New Order! So reads the email subject. You’ve landed your first order and now comes the real work of selling records: securely packaging it and mailing.
Until there’s a magical hole in which buyers can reach through the internet and grab their records from your crates, you’ll need to entrust the postal service when shipping records. Things get broken, bent in half and stuck in machines. So how do you protect your record from the abuse it’s about to take on its mystical journey? This is why packaging records for shipping is equal parts science and art. With a little effort, your customers will thank you and come back time and time again.
Here’s your guide to packaging records for shipping:
So suppose this fine fine record is sold to a very lucky buyer. The first thing you’re going to want to do is prep the record for shipping.
First, remove the record from it’s jacket:
That crumpled old sleeve might have been fine until it sold, but your customer will appreciate receiving their new record with a fresh, crisp sleeve. If the inner-sleeve is a custom printed inner-sleeve or original company inner-sleeve, consider keeping them inside the jacket with other fragile paper inserts, like lyrics sheets, while the disc is outside the jacket in a new sleeve.
Protective plastic sleeves are also a great finishing touch that will show your customer that you appreciate their purchase.

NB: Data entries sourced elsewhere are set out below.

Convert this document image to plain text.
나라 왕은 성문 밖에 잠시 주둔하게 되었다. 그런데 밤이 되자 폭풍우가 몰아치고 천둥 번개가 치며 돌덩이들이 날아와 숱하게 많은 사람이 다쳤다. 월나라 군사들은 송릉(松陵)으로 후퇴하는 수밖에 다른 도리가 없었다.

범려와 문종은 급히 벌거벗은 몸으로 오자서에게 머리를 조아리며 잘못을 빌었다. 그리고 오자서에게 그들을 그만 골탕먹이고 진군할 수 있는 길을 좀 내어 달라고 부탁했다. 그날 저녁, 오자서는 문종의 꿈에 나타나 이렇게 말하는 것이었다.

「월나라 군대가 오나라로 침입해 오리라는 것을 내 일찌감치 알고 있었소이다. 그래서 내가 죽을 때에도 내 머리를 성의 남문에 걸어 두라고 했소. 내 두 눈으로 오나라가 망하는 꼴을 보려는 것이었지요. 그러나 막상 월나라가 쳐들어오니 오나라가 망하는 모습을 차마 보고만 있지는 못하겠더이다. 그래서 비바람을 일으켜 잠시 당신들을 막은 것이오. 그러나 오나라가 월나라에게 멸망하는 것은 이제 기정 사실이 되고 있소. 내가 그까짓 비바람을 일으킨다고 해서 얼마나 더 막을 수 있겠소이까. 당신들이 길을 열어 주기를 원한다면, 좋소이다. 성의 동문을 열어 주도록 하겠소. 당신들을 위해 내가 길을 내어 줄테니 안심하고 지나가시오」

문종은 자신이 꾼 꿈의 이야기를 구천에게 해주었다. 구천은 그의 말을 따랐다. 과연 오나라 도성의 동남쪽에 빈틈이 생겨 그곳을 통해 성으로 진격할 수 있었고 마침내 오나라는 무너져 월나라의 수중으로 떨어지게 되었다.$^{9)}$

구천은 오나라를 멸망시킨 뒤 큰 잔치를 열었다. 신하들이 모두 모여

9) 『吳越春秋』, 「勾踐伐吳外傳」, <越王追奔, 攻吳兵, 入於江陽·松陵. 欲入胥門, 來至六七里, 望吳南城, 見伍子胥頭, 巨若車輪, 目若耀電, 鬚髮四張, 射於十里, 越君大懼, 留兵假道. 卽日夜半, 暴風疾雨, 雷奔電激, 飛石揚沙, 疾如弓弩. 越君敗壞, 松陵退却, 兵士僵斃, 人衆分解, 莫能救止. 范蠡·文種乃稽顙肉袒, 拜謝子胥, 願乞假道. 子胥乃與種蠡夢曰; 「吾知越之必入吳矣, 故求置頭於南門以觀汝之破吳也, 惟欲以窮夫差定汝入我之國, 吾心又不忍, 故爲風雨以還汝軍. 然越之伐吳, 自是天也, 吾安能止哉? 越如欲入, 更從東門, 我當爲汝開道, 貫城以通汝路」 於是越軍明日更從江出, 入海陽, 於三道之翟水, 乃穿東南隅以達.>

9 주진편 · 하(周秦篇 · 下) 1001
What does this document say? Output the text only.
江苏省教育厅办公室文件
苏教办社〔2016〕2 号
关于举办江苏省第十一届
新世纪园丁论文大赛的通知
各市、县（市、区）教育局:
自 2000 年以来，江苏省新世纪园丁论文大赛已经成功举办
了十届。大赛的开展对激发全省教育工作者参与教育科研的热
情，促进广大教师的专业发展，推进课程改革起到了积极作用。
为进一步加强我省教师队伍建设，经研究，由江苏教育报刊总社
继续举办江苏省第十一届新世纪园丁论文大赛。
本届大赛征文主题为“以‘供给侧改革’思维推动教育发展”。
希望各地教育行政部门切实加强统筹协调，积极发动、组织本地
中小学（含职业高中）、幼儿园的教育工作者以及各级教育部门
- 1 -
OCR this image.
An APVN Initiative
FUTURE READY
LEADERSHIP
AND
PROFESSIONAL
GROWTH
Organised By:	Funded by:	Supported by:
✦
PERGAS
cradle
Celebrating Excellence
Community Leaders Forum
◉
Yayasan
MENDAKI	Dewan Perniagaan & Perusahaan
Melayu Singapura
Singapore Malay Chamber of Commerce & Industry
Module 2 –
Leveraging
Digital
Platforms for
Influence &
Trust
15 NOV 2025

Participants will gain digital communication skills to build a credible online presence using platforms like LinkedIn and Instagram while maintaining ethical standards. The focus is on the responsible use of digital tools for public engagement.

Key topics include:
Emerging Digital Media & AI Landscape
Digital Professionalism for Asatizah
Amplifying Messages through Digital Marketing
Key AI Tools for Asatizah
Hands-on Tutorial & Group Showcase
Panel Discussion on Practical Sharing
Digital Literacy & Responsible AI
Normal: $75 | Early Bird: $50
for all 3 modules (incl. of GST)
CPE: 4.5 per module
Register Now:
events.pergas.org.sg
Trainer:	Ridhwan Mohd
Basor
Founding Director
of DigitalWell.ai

Pack the disc outside the jacket in the plastic sleeve. This will prevent seam-splits and help prevent the disc from getting scuffs by moving around during shipment.
At this point, I recommend purchasing new folding-type cardboard mailers for packaging records for shipping. If you are considering using the UK style white envelope types, don’t. Even with stiffeners, in my experience they are frequently responsible for dinged corners and are generally too fragile for shipping records. The amount of headaches saved in the long term will be worth the extra investment.
Generally, once a mailer is used it shouldn’t be re-used again. They are designed to withstand one mailing and may no longer be structurally sound enough to withstand the hardship of shipping another record. Recycling mailers not only makes you look cheap as a seller, but may expose the address of the last person to someone who shouldn’t need to know. Improvising mailers from recycled cardboard is generally frowned upon as well. We will not remove negative feedback if you ship a record in a used pizza box. I cannot stress this enough.
Now that you’re ready to package your record, let’s take a look at stiffeners:
I have used both types in the past: Cardboard and bubblewrap with equal success. Whichever type you use, sandwich your record between two pieces. The goal is to immobilize your record in the center of the package to prevent it from rattling around in the box and possibly get damaged. I have also used dollar bin freebies to service as stiffeners with great success in the past, though this may not be economical for international orders.
When using cardboard for packaging records for shipping, you can add added sturdiness by placing the stiffener against the grain of the cardboard mailer. Every bit counts.
Fold your box up and tape it shut. I recommend making multiple passes around the center and sealing up the sides as well.
Finally, write FRAGILE – VINYL RECORD – DO NOT BEND on both sides of the box. Have better handwriting than I do. After that all you have to do is slap an address on it and bring it to the post office. If it’s expensive, take a gamble and throw insurance on it. It’s generally less than $2 and will really save your hide in a jam.